TORONTO—Un rapport d'experts publié aujourd'hui par l’Association canadienne des radiodiffuseurs dépeint un avenir sombre pour la démocratie canadienne, prédisant la fermeture d'autres salles de rédaction, les radiodiffuseurs reversant leurs revenus à des géants étrangers tels que Facebook, Netflix et Google.

« La récession provoquée par la COVID est sur le point d’éliminer davantage d'emplois dans les médias, dans les stations de télévision et de radio. Il est temps que le gouvernement fédéral prenne des mesures urgentes, ce que nous réclamons depuis des années, a déclaré Jerry Dias, président national d'Unifor. Nos journaux sont déjà dans une spirale descendante, la question est donc de savoir qui va rester pour surveiller les politiciens et les puissants afin de préserver notre démocratie. »

Le rapport détaillé préparé par Ken Goldstein, un expert réputé des médias, a révélé que la crise de la COVID pourrait faire disparaître un milliard de dollars de recettes publicitaires attendues par les diffuseurs au cours des deux prochaines années. Il prévoit d’autres pertes commerciales massives qui entraîneront la fermeture de stations de radio et de télévision dans tout le pays. Les stations rurales et les médias d’information indépendants sont particulièrement menacés, selon le rapport. Les stations de radio ont vu leurs revenus baisser de 63 %, tandis que les revenus publicitaires de la télévision ont chuté de 44 %, les annonceurs conservant leurs liquidités en raison de la pandémie.

« La COVID a accéléré le démantèlement du modèle économique des médias à cause de Google et Facebook qui aspirent l'argent de la publicité hors du Canada, a déclaré M. Dias. Rien qu'aux informations locales télévisées, nous avons constaté une baisse de 23 % des emplois dans la rédaction et les opérations depuis 2014. Dans la presse écrite, les chiffres sont pires, de l'ordre de 44 %. »

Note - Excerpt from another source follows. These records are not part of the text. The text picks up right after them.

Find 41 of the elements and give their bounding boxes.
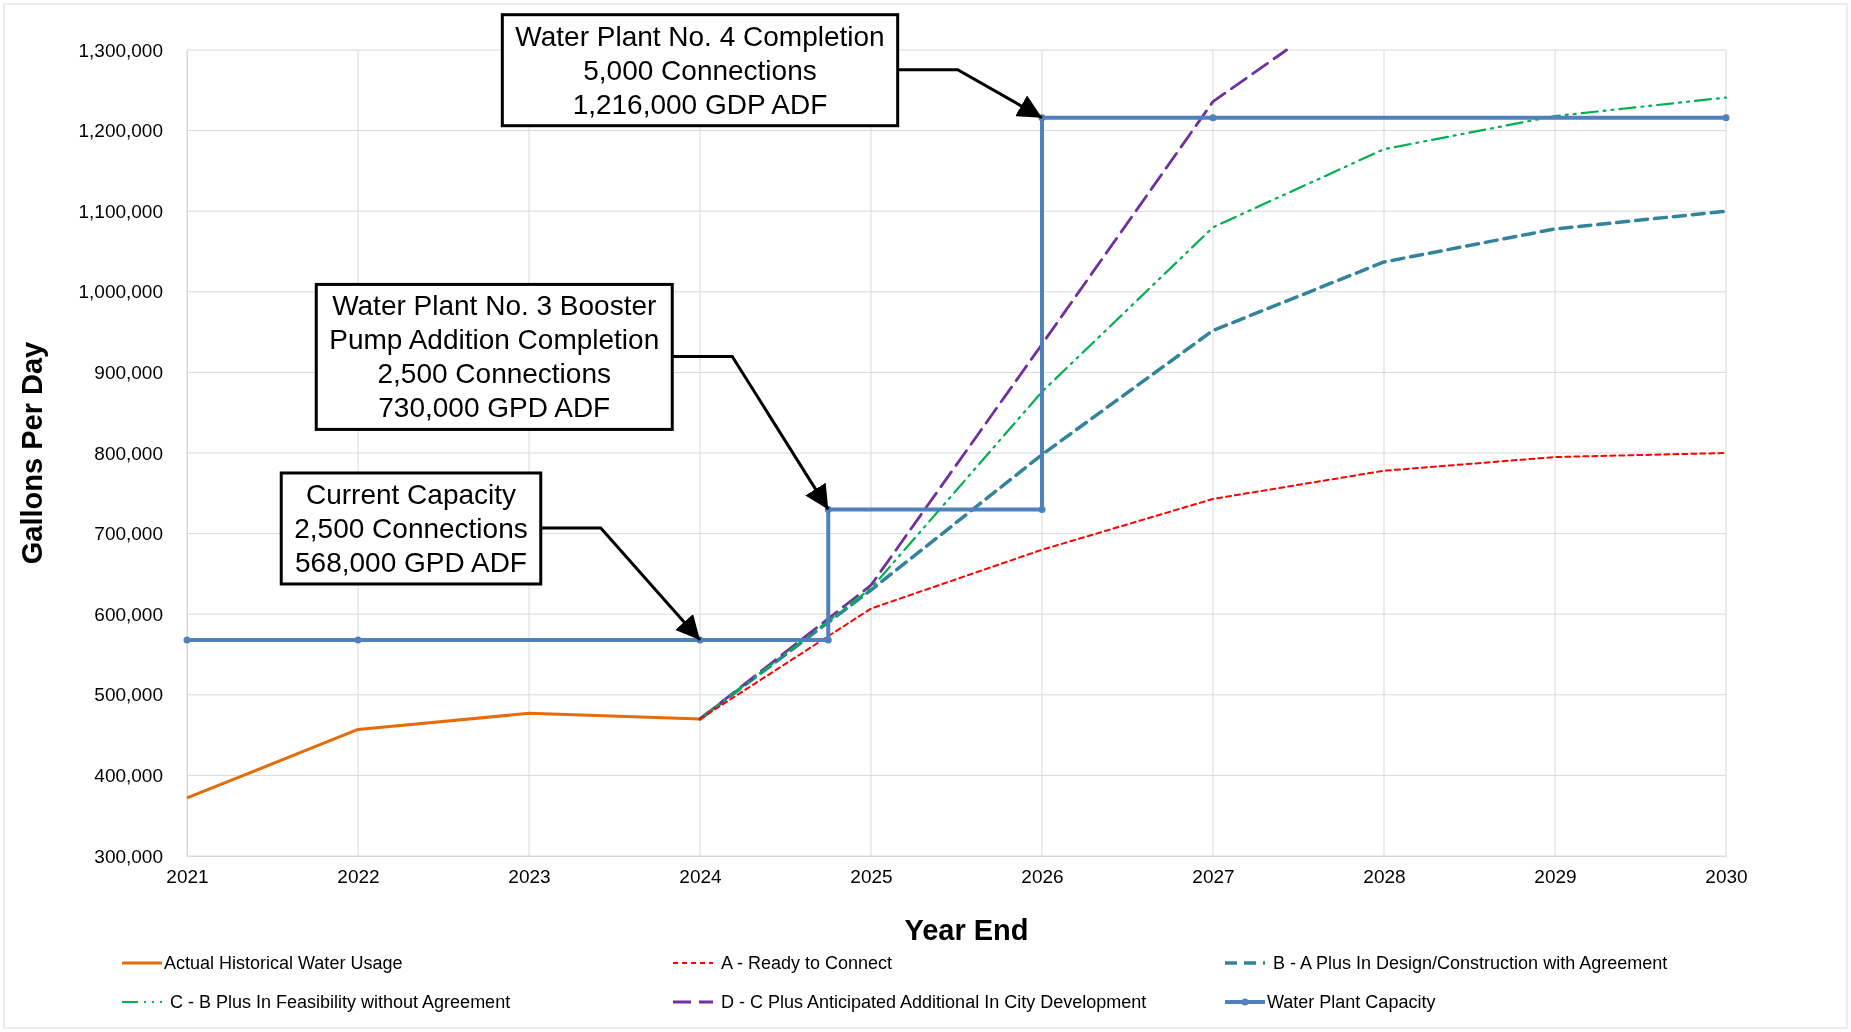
x-tick-label: 2022 <box>337 866 380 888</box>
x-tick-label: 2023 <box>508 866 551 888</box>
legend-label: C - B Plus In Feasibility without Agreement <box>170 992 511 1012</box>
legend-label: Actual Historical Water Usage <box>164 953 403 973</box>
y-tick-label: 600,000 <box>94 603 163 625</box>
point <box>1038 505 1046 513</box>
x-tick-label: 2029 <box>1534 866 1577 888</box>
point <box>183 636 191 644</box>
x-axis-title: Year End <box>904 914 1029 946</box>
x-tick-label: 2024 <box>679 866 723 888</box>
x-tick-label: 2027 <box>1192 866 1235 888</box>
x-tick-label: 2028 <box>1363 866 1406 888</box>
legend-label: Water Plant Capacity <box>1267 992 1436 1012</box>
y-tick-label: 1,000,000 <box>78 281 163 303</box>
x-tick-label: 2025 <box>850 866 893 888</box>
y-tick-label: 800,000 <box>94 442 163 464</box>
y-tick-label: 400,000 <box>94 764 163 786</box>
line-series <box>698 209 1728 721</box>
y-tick-label: 700,000 <box>94 523 163 545</box>
y-axis-title: Gallons Per Day <box>16 341 48 565</box>
x-tick-label: 2030 <box>1705 866 1748 888</box>
point <box>354 636 362 644</box>
y-tick-label: 900,000 <box>94 361 163 383</box>
x-tick-label: 2021 <box>166 866 209 888</box>
y-tick-label: 500,000 <box>94 684 163 706</box>
point <box>824 636 832 644</box>
point <box>1209 114 1217 122</box>
y-tick-label: 300,000 <box>94 845 163 867</box>
point <box>1722 114 1730 122</box>
y-tick-label: 1,200,000 <box>78 120 163 142</box>
y-tick-label: 1,300,000 <box>78 39 163 61</box>
annotation: Water Plant No. 4 Completion 5,000 Connections 1,216,000 GDP ADF <box>515 20 885 120</box>
line-series <box>185 711 702 800</box>
line-series <box>699 452 1727 720</box>
y-tick-label: 1,100,000 <box>78 200 163 222</box>
annotation: Water Plant No. 3 Booster Pump Addition Completion 2,500 Connections 730,000 GPD ADF <box>329 290 660 424</box>
legend-label: D - C Plus Anticipated Additional In City Development <box>721 992 1147 1012</box>
legend-label: A - Ready to Connect <box>721 953 893 973</box>
x-tick-label: 2026 <box>1021 866 1064 888</box>
annotation: Current Capacity 2,500 Connections 568,000 GPD ADF <box>294 478 528 578</box>
legend-label: B - A Plus In Design/Construction with Agreement <box>1273 953 1668 973</box>
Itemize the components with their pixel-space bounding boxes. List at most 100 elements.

L’idée maîtresse du rapport est que non seulement les petites stations indépendantes sont en danger, mais que les stations de radio et de télévision appartenant à de grandes entreprises de médias comme Bell, Rogers, Quebecor et Corus perdent leur capacité à transférer les profits des programmes de sport et de divertissement pour couvrir les pertes de leurs opérations d'information, qui ne sont pas toujours rentables et sur lesquelles les Canadiens comptent, surtout en contexte de pandémie. Les provinces de l'Ouest et de l'Atlantique abritent le plus grand nombre de stations de télévision non rentables, ce qui les rend vulnérables et encore plus à risque de fermeture, prédit le rapport.

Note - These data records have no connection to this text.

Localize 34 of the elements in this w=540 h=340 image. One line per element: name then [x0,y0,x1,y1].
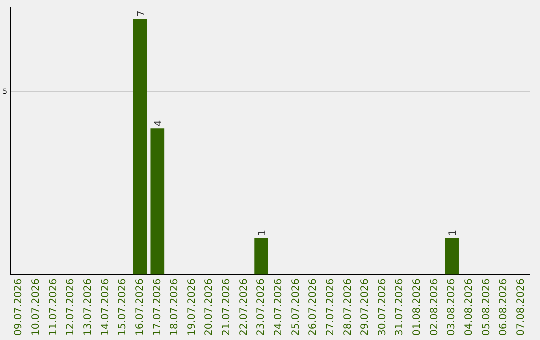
x-tick-label: 01.08.2026 [412,278,424,336]
x-tick-label: 11.07.2026 [48,278,60,336]
x-tick-label: 21.07.2026 [222,278,233,336]
x-tick-label: 19.07.2026 [186,278,198,336]
x-tick-label: 28.07.2026 [342,278,354,336]
data-label: 4 [154,120,165,127]
x-tick-label: 27.07.2026 [325,278,336,336]
x-tick-label: 12.07.2026 [66,278,77,336]
data-label: 1 [448,230,460,236]
x-tick-label: 29.07.2026 [360,278,372,336]
x-tick-label: 24.07.2026 [273,278,284,336]
x-tick-label: 15.07.2026 [118,278,129,336]
x-tick-label: 31.07.2026 [394,278,406,336]
x-tick-label: 13.07.2026 [82,278,94,336]
x-tick-label: 09.07.2026 [14,278,25,336]
x-tick-label: 20.07.2026 [204,278,216,336]
x-tick-label: 23.07.2026 [256,278,268,336]
x-tick-label: 18.07.2026 [170,278,181,336]
x-tick-label: 10.07.2026 [31,278,42,336]
x-tick-label: 04.08.2026 [464,278,475,336]
x-tick-label: 14.07.2026 [100,278,112,336]
x-tick-label: 25.07.2026 [290,278,302,336]
data-label: 1 [258,230,269,236]
x-tick-label: 06.08.2026 [498,278,510,336]
x-tick-label: 02.08.2026 [429,278,440,336]
x-tick-label: 05.08.2026 [481,278,492,336]
data-label: 7 [136,10,148,17]
x-tick-label: 26.07.2026 [308,278,320,336]
x-tick-label: 07.08.2026 [516,278,527,336]
x-tick-label: 03.08.2026 [446,278,458,336]
x-tick-label: 30.07.2026 [377,278,388,336]
x-tick-label: 16.07.2026 [134,278,146,336]
x-tick-label: 22.07.2026 [238,278,250,336]
x-tick-label: 17.07.2026 [152,278,164,336]
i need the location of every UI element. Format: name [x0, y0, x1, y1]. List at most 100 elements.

Jerry Dias exhorte à nouveau le gouvernement fédéral d'apporter une aide financière à court terme aux médias canadiens et des solutions à long terme pour mettre fin à l'érosion des recettes publicitaires qui permettent de payer les coûts du journalisme local. 

« Le point de départ pour le gouvernement fédéral est de mettre en œuvre les recommandations du rapport du Groupe d'examen du cadre législatif en matière de radiodiffusion et de télécommunications déposé en janvier dernier », a déclaré M. Dias.

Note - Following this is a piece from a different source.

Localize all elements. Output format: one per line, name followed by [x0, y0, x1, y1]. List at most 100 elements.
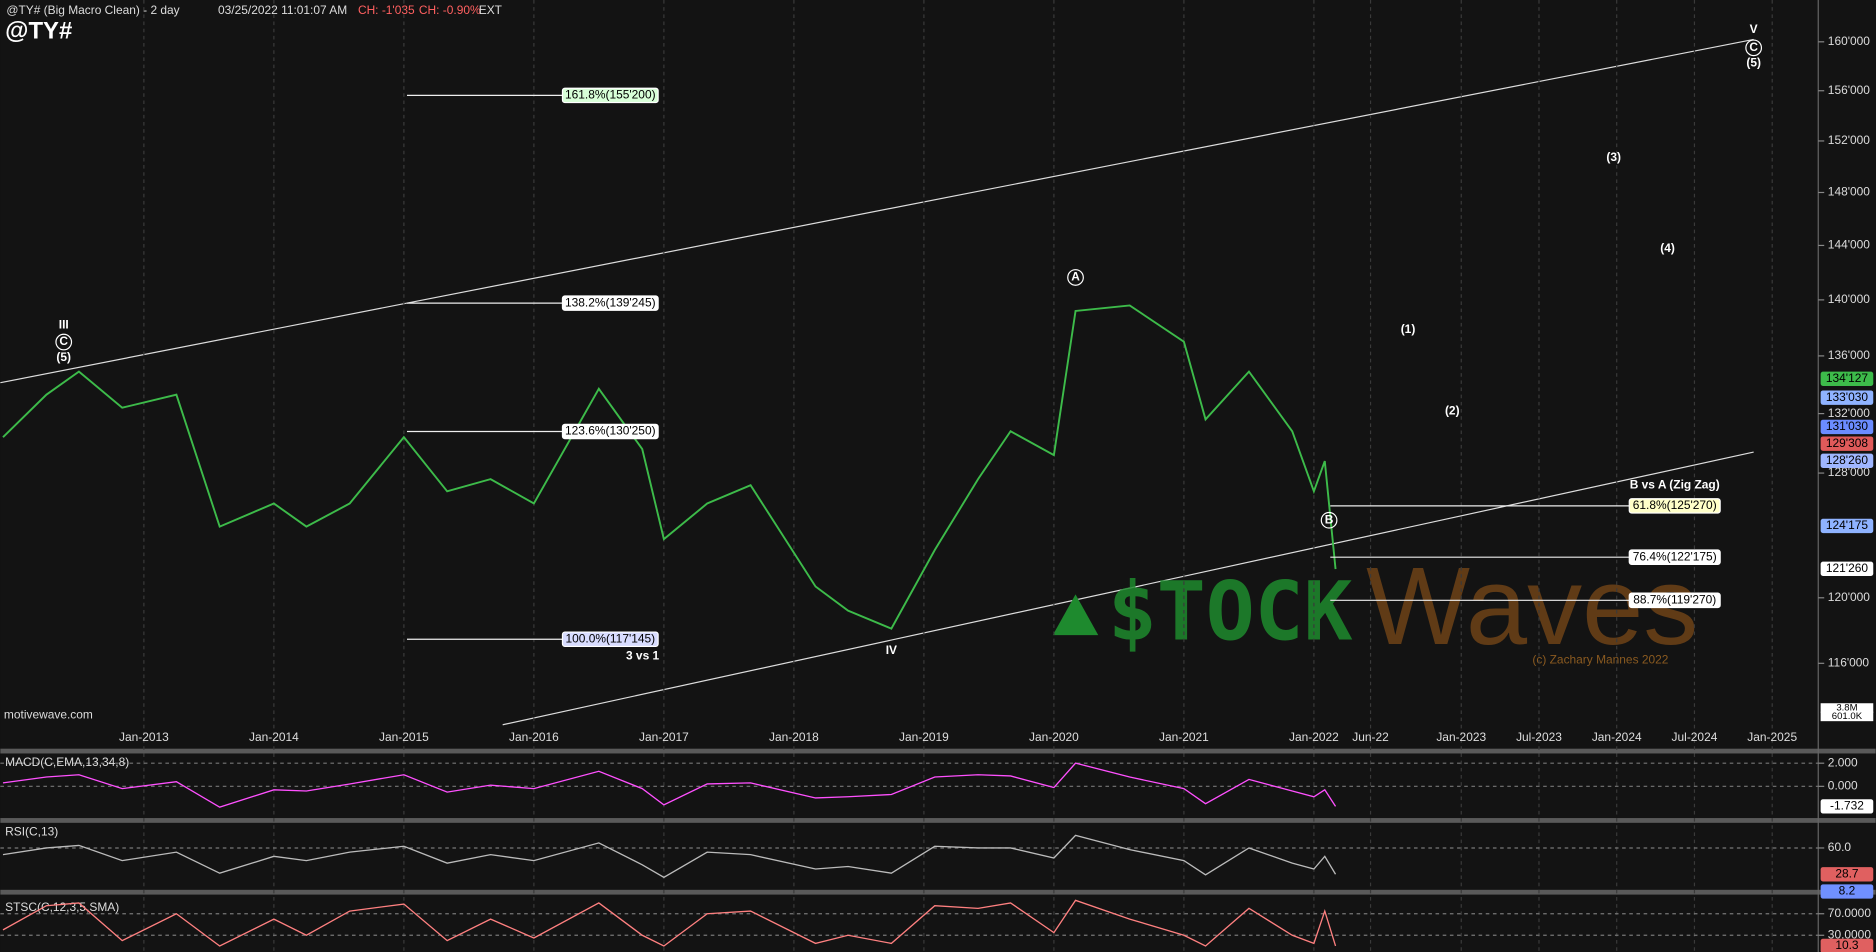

Le rapport appelle à une réforme en profondeur, et les entreprises comme Netflix devraient investir dans le contenu canadien.

Unifor est le plus grand syndicat du secteur privé au Canada, représentant 315 000 travailleurs dans tous les grands secteurs de l’économie. Le syndicat milite pour tous les travailleurs et leurs droits; il lutte pour l’égalité et la justice sociale au Canada et à l’étranger, et aspire à provoquer des changements progressistes pour un meilleur avenir.